– Я хотел спросить Джона, как наши люди отнеслись к появлению Рррнлфа и Каролинуса, – сказал Джим, глядя на Энджи, – но вряд ли управляющий рассказал бы нам всю правду. Посмотрим сами, что из этого вышло. – Джим перевел взгляд на огонь в камине. – Да и в этом ли дело... – тихонько пробурчал он.
   – За последнее время тебе досталось, – сочувственно сказала Энджи.
   Она поднялась с кресла и подошла к камину, по пути поцеловав Джима. Энджи взяла кочергу и пошевелила дрова. Посыпались искры, взметнулись языки пламени. Энджи оставила кочергу и вернулась на свое место. Джим не отводил взгляда от огня.
   – Скажи мне, – доверительно попросила Энджи, – куда ты ходил за жезлом?
   – Ходил за жезлом? – встрепенулся Джим.
   – Ты мне как-то рассказывал, что Каролинус проделал большой путь, чтобы добыть жезл. Помнишь, ему понадобился жезл, чтобы помочь вызволить меня из Презренной Башни? Ты, наверное, проделал не меньший путь?
   – С чего ты взяла, что я куда-то ходил? – спросил Джим. – Разве я исчезал?
   – Нет, – ответила Энджи. – Но я чувствовала, что ты уходил. Какое-то мгновение тебя не было рядом со мной. Где ты пропадал?
   – Карабкался в гору, – ответил Джим. – Это было... – Джим замолчал. Ему хотелось обо всем рассказать Энджи, и в то же время он чувствовал, что не может сделать это сейчас. – Я расскажу тебе обо всем позже, – наконец сказал Джим. – Пусть пройдет какое-то время. Я буду более беспристрастен.
   – Но я права? – спросила Энджи. – Ты проделал такой же большой путь, как и Каролинус. Джим кивнул.
   – Все складывается воедино, – сказал он и немного помолчал. – Даже странное поведение слуг является частью одного целого. Ты знаешь так же хорошо, как и я, что они относились бы к нам по-другому, если бы мы родились в четырнадцатом веке. Мы можем одеваться, как окружающие нас люди, соблюдать их обычаи, говорить с ними на одном языке, но от этого ничего не изменится. Мы как были, так и останемся для них чужими. – Джим угрюмо посмотрел на Энджи. – Мы решили остаться в четырнадцатом веке, потому что нам здесь понравилось, – продолжил Джим. – Не захотели ничего менять. И что получилось? Мне приходится во все вмешиваться. Не желая того особенно, я стал магом и напропалую использую магию, да еще пользуюсь ею исходя из реалий двадцатого века.
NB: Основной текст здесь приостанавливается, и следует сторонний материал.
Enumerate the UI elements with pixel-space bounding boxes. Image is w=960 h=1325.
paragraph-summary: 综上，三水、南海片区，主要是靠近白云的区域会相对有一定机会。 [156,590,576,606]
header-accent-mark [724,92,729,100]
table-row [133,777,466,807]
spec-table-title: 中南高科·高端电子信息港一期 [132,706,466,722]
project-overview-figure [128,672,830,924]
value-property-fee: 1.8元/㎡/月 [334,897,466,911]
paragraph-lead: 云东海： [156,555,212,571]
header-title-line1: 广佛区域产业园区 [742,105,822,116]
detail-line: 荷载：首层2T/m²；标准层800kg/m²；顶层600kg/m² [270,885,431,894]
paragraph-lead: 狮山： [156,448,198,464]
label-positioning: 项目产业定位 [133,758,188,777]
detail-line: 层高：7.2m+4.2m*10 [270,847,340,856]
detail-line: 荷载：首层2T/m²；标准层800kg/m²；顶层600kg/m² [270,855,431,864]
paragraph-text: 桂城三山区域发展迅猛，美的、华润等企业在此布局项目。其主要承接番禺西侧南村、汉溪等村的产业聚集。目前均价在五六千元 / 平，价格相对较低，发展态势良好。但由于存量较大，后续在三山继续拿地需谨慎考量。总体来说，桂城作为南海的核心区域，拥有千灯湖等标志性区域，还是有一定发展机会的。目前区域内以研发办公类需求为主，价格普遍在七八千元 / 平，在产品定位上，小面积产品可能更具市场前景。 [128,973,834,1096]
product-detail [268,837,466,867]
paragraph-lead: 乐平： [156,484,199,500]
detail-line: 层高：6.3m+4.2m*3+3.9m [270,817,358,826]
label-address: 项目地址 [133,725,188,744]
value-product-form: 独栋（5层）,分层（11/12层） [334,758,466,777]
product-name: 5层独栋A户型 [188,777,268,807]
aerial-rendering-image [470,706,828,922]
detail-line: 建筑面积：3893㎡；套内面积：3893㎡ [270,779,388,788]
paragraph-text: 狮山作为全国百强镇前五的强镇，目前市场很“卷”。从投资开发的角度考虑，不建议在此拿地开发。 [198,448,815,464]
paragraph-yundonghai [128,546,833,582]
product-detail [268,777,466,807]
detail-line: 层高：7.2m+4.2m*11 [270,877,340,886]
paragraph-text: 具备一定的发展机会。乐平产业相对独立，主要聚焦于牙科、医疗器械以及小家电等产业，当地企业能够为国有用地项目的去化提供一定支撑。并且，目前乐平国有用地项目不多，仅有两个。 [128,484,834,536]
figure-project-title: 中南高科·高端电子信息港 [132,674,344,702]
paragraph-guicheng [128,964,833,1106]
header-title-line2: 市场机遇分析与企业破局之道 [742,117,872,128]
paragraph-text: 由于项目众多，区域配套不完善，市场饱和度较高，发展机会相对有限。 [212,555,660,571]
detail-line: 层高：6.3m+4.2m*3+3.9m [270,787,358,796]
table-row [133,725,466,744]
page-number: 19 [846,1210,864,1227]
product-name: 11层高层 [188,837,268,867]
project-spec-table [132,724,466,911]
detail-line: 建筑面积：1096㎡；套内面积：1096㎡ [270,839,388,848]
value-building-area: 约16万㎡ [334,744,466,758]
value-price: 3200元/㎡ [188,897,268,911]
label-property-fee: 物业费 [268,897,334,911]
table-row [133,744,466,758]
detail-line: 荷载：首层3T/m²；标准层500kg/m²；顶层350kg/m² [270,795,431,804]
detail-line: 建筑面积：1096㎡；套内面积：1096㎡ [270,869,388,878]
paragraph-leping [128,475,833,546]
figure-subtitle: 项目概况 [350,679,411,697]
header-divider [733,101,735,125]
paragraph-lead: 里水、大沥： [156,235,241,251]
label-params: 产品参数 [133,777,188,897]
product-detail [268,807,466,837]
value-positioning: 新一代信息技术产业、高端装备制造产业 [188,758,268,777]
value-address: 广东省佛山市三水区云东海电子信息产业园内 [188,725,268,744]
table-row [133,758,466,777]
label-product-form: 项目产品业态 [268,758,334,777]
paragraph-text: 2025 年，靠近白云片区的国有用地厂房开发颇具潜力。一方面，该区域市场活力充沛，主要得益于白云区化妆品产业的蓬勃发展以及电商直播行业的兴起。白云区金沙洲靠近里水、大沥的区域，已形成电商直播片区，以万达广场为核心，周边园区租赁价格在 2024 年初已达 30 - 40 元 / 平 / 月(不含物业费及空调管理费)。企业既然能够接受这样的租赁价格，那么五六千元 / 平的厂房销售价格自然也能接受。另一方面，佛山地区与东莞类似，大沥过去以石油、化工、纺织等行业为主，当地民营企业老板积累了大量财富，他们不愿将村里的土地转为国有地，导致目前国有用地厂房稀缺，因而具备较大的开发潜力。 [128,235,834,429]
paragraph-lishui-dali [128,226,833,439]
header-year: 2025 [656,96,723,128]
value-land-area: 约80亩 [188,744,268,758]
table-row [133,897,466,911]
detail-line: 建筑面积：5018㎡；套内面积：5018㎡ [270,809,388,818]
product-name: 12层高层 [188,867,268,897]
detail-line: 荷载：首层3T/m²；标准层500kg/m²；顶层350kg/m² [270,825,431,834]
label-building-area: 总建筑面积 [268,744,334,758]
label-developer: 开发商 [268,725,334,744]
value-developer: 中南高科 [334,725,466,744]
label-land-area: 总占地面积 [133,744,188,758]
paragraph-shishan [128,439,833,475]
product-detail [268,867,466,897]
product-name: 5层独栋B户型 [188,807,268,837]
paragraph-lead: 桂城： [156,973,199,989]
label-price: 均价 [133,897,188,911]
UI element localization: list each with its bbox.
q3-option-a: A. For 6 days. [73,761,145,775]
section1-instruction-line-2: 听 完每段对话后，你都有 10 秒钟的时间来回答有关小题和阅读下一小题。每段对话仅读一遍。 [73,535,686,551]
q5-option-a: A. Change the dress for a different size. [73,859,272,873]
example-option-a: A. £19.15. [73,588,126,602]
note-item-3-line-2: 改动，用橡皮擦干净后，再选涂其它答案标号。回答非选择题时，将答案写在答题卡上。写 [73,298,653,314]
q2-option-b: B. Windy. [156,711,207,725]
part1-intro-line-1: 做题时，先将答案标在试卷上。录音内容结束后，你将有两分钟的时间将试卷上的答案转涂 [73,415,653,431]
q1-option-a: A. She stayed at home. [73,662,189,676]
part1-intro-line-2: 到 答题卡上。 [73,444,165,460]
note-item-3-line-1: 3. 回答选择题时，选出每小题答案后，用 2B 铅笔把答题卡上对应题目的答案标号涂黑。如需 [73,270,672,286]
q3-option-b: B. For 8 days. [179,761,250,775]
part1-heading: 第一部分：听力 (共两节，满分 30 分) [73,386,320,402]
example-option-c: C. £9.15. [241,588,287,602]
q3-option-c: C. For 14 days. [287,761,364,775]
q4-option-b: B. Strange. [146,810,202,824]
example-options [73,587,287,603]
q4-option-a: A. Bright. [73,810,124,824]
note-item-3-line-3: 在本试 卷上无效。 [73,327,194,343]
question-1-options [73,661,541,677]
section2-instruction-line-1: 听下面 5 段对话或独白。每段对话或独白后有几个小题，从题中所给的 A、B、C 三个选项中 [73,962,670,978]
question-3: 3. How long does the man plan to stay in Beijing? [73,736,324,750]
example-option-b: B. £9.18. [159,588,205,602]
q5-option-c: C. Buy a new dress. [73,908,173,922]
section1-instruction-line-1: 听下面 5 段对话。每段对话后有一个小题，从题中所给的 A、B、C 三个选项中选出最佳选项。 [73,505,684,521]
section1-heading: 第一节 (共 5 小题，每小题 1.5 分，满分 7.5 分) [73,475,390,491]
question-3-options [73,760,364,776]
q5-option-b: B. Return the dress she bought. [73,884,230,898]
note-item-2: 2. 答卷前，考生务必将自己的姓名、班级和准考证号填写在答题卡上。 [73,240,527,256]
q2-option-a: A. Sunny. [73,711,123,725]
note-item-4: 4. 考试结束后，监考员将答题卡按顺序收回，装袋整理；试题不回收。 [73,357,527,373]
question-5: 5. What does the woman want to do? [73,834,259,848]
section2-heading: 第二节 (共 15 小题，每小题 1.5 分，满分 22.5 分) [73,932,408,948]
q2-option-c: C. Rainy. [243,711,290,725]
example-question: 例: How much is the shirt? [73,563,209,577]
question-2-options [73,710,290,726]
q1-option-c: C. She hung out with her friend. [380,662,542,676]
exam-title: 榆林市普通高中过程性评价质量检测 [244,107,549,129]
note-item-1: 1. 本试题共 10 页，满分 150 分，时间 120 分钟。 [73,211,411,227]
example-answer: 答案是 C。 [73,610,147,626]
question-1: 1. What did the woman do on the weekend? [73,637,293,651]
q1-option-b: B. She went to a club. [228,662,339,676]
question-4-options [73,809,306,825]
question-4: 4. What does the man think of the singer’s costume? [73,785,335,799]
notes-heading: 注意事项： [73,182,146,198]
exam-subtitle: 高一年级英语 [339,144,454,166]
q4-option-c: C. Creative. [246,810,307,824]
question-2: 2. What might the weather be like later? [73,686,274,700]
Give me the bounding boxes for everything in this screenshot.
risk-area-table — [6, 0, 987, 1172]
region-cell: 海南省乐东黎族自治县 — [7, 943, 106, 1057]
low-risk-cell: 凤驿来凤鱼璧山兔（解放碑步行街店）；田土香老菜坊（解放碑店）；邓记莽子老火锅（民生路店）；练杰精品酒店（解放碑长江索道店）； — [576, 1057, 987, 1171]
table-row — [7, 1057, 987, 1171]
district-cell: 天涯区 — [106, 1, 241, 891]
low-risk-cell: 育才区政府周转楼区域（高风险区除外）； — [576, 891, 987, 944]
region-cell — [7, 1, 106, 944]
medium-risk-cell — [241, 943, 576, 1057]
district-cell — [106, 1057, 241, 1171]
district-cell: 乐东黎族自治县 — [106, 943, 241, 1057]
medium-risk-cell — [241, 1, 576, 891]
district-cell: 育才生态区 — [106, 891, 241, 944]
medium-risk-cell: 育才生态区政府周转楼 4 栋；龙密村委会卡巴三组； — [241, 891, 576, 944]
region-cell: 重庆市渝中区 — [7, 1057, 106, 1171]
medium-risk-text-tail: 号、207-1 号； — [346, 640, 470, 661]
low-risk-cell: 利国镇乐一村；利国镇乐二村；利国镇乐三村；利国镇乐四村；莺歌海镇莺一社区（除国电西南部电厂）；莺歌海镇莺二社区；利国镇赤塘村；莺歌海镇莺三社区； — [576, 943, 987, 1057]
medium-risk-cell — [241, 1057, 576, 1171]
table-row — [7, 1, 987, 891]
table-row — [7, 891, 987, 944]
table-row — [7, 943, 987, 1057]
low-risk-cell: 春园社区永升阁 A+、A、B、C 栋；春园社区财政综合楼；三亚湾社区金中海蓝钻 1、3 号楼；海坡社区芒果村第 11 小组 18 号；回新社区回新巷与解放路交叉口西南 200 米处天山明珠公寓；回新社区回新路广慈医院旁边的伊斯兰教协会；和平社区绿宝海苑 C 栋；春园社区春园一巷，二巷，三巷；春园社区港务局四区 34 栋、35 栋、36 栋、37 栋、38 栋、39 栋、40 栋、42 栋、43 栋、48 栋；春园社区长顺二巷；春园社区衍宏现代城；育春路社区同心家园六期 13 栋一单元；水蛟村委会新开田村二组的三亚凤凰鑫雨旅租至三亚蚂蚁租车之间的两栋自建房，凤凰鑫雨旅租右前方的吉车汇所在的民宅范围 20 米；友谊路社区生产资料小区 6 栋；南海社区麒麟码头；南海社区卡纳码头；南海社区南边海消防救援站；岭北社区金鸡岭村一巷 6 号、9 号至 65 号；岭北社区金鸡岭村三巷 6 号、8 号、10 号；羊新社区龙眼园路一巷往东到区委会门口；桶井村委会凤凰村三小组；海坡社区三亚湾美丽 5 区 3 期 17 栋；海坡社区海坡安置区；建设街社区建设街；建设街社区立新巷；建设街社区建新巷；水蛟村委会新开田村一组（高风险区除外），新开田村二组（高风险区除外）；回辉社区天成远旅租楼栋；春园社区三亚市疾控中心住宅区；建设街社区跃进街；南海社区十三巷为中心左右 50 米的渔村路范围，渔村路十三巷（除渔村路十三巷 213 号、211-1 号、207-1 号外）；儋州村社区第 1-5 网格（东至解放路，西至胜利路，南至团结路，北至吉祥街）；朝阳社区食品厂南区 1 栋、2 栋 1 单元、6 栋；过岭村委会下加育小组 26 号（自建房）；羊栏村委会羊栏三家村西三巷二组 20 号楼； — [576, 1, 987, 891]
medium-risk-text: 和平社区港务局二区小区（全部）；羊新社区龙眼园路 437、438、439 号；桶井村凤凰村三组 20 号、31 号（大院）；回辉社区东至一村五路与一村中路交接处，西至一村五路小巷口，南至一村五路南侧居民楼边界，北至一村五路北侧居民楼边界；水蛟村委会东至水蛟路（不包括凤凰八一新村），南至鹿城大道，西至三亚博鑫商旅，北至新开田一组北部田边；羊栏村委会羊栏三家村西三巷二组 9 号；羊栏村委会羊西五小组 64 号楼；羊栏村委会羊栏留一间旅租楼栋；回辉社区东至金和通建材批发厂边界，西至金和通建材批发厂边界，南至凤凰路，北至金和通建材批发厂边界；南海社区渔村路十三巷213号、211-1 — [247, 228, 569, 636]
А разве мы не заразили бациллой двадцатого века наших людей?
   Джим прервал свою речь. Энджи молчала. Наверное, ей и возразить нечего, решил Джим.
   – Но что случилось, то случилось. И все же я чувствую себя здесь чужим, неким инородным телом, попавшим в смазку хорошо отлаженного двигателя, который после такого надругательства над собой начал давать сбои. Думаю, я знаю, что беспокоит наших людей. Они не любят, когда мы покидаем замок.
   – По-моему, ты ошибаешься, – сказала Энджи.
   – Ну как же! Быть под началом у таких хозяев, как мы, очень удобно. Слуги могут повсюду хвастаться, что их лорд – маг. А таких благодушных господ в четырнадцатом веке больше не сыщешь. Нас ничего не стоит обвести вокруг пальца, и, будь уверена, нашей беспечностью пользуются без зазрения совести. Теперь нам дают понять, чтобы впредь мы и не помышляли покидать замок, не испросив на то разрешения у слуг.
   – Джим... – укоризненно произнесла Энджи.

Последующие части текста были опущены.